Database interaction via the FCL centers around retrieving a static snapshot of some portion of the database and manipulating it via the dataset, which mimics the RDBMS in almost every way. The problem with the dataset is that it doesn’t fit particularly well with modern object-oriented application design. Whereas datasets have tabular data, we tend to code using objects. Datasets have foreign key relationships, our domain objects use references. Where we want to use only methods, datasets require a certain amount of SQL code. Of course, some of these problems can be solved through the use of “strongly typed” datasets, but the fact remains that you are changing modes as you move from your domain model to your data access and back again. Depending on how you choose to layer that data access code into the application, changes to the data store can have enormous ripple-effects on your codebase.
The key to any enterprise application today is the domain model that needs to be transparent. It is in these classes that your customers’ problems are addressed; everything else is just a service to support the domain, things like data storage, message transport, transactional control, etc. Transparency means that your model benefits from those services without being modified by them. It shouldn’t require special code in your domain to utilize those services, it shouldn’t require specific containers, or interfaces to implement.
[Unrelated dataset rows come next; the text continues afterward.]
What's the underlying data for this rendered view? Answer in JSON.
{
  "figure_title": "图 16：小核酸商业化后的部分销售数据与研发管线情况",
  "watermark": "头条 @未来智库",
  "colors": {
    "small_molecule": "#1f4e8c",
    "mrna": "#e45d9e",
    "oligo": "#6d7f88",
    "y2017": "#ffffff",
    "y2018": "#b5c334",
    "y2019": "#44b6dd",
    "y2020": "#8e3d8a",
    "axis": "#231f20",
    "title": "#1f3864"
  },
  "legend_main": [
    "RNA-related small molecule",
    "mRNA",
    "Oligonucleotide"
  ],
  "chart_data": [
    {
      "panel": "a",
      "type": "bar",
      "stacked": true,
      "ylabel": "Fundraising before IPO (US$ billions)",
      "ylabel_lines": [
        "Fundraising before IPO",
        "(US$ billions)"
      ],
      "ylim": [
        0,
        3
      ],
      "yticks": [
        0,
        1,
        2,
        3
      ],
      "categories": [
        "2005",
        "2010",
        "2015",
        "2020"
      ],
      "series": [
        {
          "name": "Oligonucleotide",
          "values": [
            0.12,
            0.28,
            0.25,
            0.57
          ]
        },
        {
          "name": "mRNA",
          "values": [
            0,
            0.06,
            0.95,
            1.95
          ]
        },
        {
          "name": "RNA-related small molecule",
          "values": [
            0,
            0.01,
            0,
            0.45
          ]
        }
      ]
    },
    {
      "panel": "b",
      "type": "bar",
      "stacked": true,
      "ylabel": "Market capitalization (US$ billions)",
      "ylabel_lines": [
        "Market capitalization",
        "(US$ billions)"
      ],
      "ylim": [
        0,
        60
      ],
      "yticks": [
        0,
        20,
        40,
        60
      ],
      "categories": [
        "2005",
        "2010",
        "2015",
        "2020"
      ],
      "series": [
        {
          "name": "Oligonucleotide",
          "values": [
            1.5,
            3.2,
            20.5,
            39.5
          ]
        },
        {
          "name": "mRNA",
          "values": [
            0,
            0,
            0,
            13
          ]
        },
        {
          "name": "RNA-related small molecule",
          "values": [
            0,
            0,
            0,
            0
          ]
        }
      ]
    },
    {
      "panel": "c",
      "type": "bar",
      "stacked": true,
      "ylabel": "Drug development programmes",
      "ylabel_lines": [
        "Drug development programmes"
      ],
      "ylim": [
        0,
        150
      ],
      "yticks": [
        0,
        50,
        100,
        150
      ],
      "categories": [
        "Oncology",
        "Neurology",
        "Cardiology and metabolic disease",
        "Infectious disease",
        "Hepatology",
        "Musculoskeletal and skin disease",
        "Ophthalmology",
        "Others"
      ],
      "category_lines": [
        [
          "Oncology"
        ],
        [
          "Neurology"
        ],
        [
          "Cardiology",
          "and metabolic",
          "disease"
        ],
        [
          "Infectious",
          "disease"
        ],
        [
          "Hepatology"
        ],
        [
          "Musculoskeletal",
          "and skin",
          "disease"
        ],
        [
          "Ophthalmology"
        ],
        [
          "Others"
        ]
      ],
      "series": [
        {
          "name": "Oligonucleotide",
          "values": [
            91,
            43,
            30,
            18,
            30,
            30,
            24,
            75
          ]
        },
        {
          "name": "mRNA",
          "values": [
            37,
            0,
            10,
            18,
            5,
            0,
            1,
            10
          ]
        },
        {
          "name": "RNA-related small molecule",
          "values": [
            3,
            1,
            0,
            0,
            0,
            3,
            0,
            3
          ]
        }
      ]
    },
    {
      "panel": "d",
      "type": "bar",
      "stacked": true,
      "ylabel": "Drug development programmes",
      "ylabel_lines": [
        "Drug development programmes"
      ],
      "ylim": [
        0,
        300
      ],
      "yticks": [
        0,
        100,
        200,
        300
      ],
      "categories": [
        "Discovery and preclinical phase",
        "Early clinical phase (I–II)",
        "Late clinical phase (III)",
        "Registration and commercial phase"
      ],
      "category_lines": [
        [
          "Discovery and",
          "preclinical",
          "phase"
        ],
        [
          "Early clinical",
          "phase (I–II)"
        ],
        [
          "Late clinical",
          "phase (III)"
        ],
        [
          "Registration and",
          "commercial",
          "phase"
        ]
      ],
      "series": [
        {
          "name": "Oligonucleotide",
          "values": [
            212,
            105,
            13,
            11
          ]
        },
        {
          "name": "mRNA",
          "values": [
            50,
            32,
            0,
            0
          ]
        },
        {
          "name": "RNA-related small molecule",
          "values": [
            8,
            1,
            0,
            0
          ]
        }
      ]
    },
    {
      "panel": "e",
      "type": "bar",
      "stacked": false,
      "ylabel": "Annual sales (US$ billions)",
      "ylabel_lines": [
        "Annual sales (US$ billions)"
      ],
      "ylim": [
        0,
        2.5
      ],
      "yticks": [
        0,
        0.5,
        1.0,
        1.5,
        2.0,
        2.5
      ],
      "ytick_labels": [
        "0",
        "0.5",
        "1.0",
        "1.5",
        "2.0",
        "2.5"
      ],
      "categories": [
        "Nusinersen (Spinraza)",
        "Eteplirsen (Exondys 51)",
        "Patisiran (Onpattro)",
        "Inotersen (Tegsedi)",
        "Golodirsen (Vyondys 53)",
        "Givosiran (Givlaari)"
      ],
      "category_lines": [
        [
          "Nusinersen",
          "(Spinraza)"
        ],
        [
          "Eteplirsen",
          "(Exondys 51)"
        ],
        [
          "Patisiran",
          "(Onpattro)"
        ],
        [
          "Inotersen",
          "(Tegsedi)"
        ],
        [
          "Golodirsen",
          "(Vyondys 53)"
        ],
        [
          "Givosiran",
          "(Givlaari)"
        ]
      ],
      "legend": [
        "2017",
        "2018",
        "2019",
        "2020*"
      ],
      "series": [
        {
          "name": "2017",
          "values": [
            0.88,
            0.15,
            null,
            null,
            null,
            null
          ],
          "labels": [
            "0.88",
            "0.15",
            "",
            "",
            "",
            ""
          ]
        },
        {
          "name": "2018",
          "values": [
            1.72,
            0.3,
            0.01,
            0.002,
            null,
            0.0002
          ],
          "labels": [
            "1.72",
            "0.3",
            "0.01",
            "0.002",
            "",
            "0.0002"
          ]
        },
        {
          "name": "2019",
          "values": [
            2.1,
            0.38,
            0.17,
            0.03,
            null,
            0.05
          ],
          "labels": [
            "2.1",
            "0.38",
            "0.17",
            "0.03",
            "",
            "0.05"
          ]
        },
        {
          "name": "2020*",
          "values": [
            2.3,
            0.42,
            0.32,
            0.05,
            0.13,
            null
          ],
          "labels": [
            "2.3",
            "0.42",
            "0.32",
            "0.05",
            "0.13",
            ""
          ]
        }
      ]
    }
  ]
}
Which means that your domain architecture can be 100% focused on the business problem at hand, not technical problems outside the business. A side effect of achieving transparency is that you can replace services with alternate providers or add new services without changing your domain. Coding directly against the dataset breaks the transparency. It is obvious inside of your code what storage mechanism you use, and it affects the way your code is written. Another approach to storage is the use of an object-relational mapping tool. Microsoft is in the process of building such a framework, called ObjectSpaces, but recently announced it would be delayed until as far as 2006.
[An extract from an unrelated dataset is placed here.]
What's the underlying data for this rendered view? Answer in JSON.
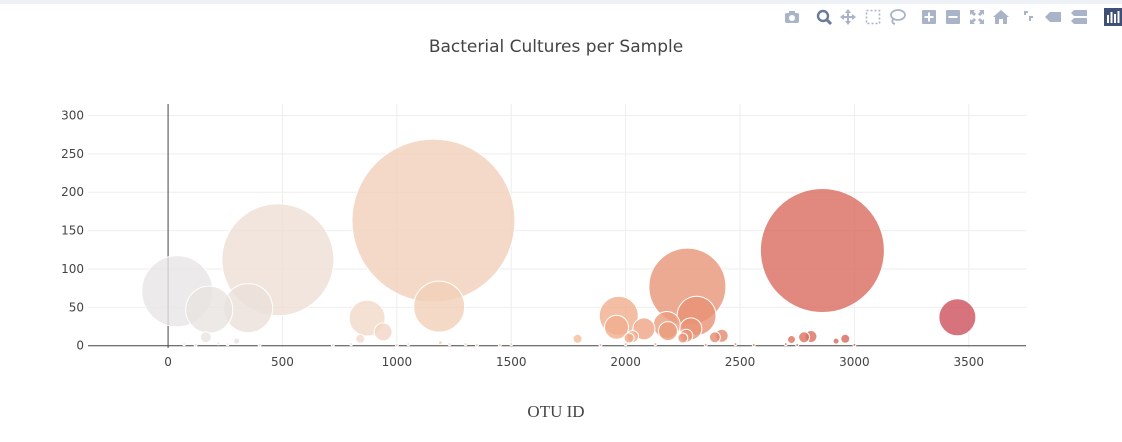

NHibernate, an open source solution, is available today and solves the same set of problems. With NHibernate, your code and your data schema remain decoupled, and the only visible indicator of the existence of the O/R layer are the mapping files. With HNibernate, you’ll see that these consist of configuration settings for the O/R framework itself (connecting to a data source, identifying the data language, etc.) and mapping your domain objects to the data tables.